Oggi chi le contesta è anche al governo, e in nome di un’ideologia che non so che cosa ci possa riservare in futuro (la «decrescita felice...») si ripetono slogan e si formano comitati all’insegna del “no” sempre e comunque. No Tav, no Tap, no alla Pedemontana, no al Terzo Valico... Le grandi opere sono demonizzate, considerate solo fonti di guadagni privati e non anche un qualcosa di utile per tutti.
Anche a Parma sentiamo ripetere, con cadenza regolare, molti “no” giustificati più con pregiudizi che con analisi serie. È stata la volta della TiBre, oggi tocca al mall, il grande centro commerciale che sorgerà nell’area della ex Salvarani, vicino all’aeroporto. Che cosa si contesta, al mall? Intanto, le solite obiezioni di carattere ambientale; poi, di danneggiare l’aeroporto; infine, di uccidere i negozi del centro. Ma quanto sono fondate, queste obiezioni?
Cominciamo dalla prima, quella cara agli ambientalisti. Il mall danneggerà l’ambiente? I fatti dicono che sorgerà su un’area di circa 70.000 mq coperti, un tempo occupata appunto da un’altra fabbrica oggi abbandonata (salvo essere a volte “occupata” da “manifestazioni”, chiamiamole così, sulle quali è meglio lasciar perdere). Oggi, per edificare il mall, quei 70.000 mq di area in disuso sono stati bonificati dal micidiale eternit (causa del mesotelioma pleurico, terribile tumore ai polmoni), mentre il sottosuolo - per circa 27.000 mq - è stato bonificato da ceneri pericolose per le falde acquifere. Bonifiche che sono costate milioni e milioni di euro. Sempre sull’ambiente: quel che si va a costruire non sarà la solita “colata di cemento“ degli slogan, ma un centro classificato “gold leed”, cioè totalmente costruito con componenti ecologici, e con oltre mille alberi piantati attorno. Quanto ai timori di incompatibilità con l’aeroporto, c’è già il parere positivo di Enac; e andrebbe ricordato, al contrario, che i lavori del mall comportano la demolizione di una vecchia ciminiera di 45 metri di altezza: quella sì, potenzialmente fastidiosa.
E veniamo all’impatto sul commercio. Quindi sul lavoro. Quindi sull’occupazione. A mall ultimato saranno assunte duemila persone, prevalentemente giovani del territorio. Duemila.

Nemmeno l’Efsa ha avuto un impatto simile su Parma e provincia. Ma più in generale: quante aziende portano duemila posti di lavoro?
Certo ci sono timori per i negozi del centro storico.

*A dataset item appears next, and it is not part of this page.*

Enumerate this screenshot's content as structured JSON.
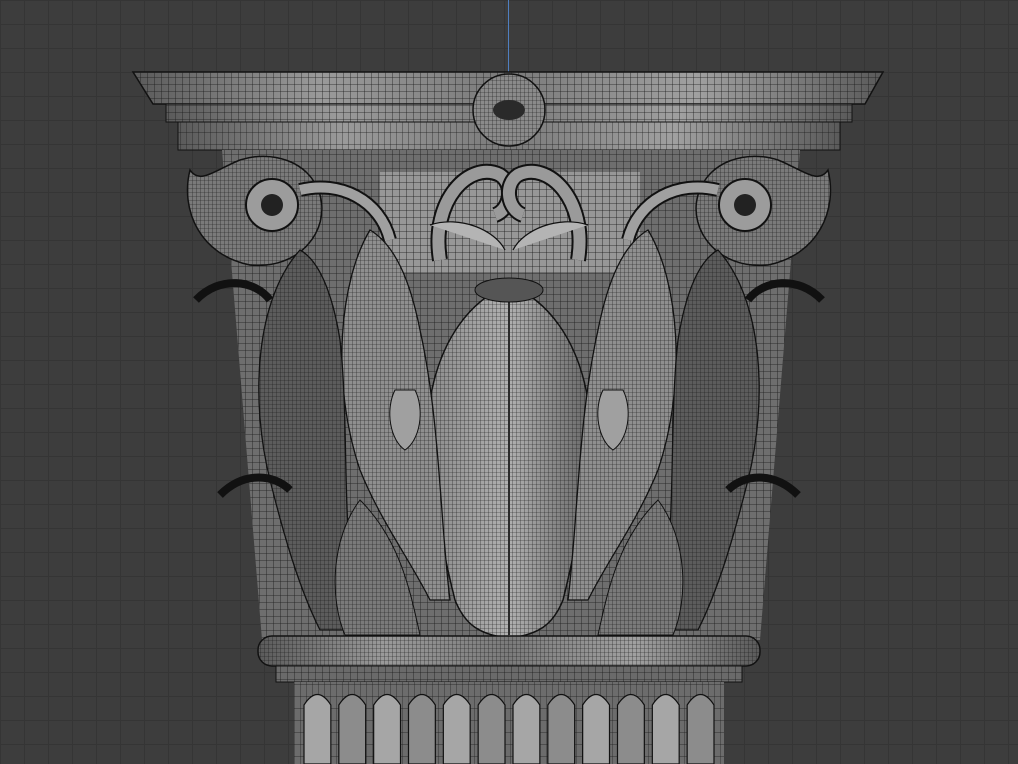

E sono reali, comprensibili. La crisi del commercio tradizionale c’è. Ma siamo sicuri che sia figlia di centri commerciali che sorgono fuori dal centro? O non sono forse i colossi digitali del commercio on line i veri grandi nemici dei negozianti e perfino degli stessi supermercati? La risposta è implicita e sotto gli occhi di tutti.
Il centro storico è già ora in sofferenza, e su di esso deve concentrarsi l’attenzione di tutti, pubblico e privato. Non è solo una crisi del commercio: è una crisi di vita, di voglia di stare in giro, di rapporti sociali. Il centro deve vivere di più, deve aprirsi di più: bisogna aiutare i negozi, i bar e i ristoranti a occupare spazi (fisici e temporali) nuovi, a essere attrattivi. Si potrà prendere l’aperitivo o cenare anche al mall? Certo. Ma quale turista rinuncerebbe a un aperitivo o una cena in piazza Duomo e dintorni, se ne avesse la possibilità?
E dunque. Che cosa ci dicono i fatti, i numeri? Che il mall è utile e porterà ricchezza al territorio, e pure che bisogna far rivivere il centro: due cose che non sono affatto in contrasto fra loro. Anzi l’una finisce sempre per aiutare l’altra: basta togliere gli occhiali deformanti di ideologie che sono vecchie, vecchie anche se oggi vengono spacciate per il nuovo che avanza.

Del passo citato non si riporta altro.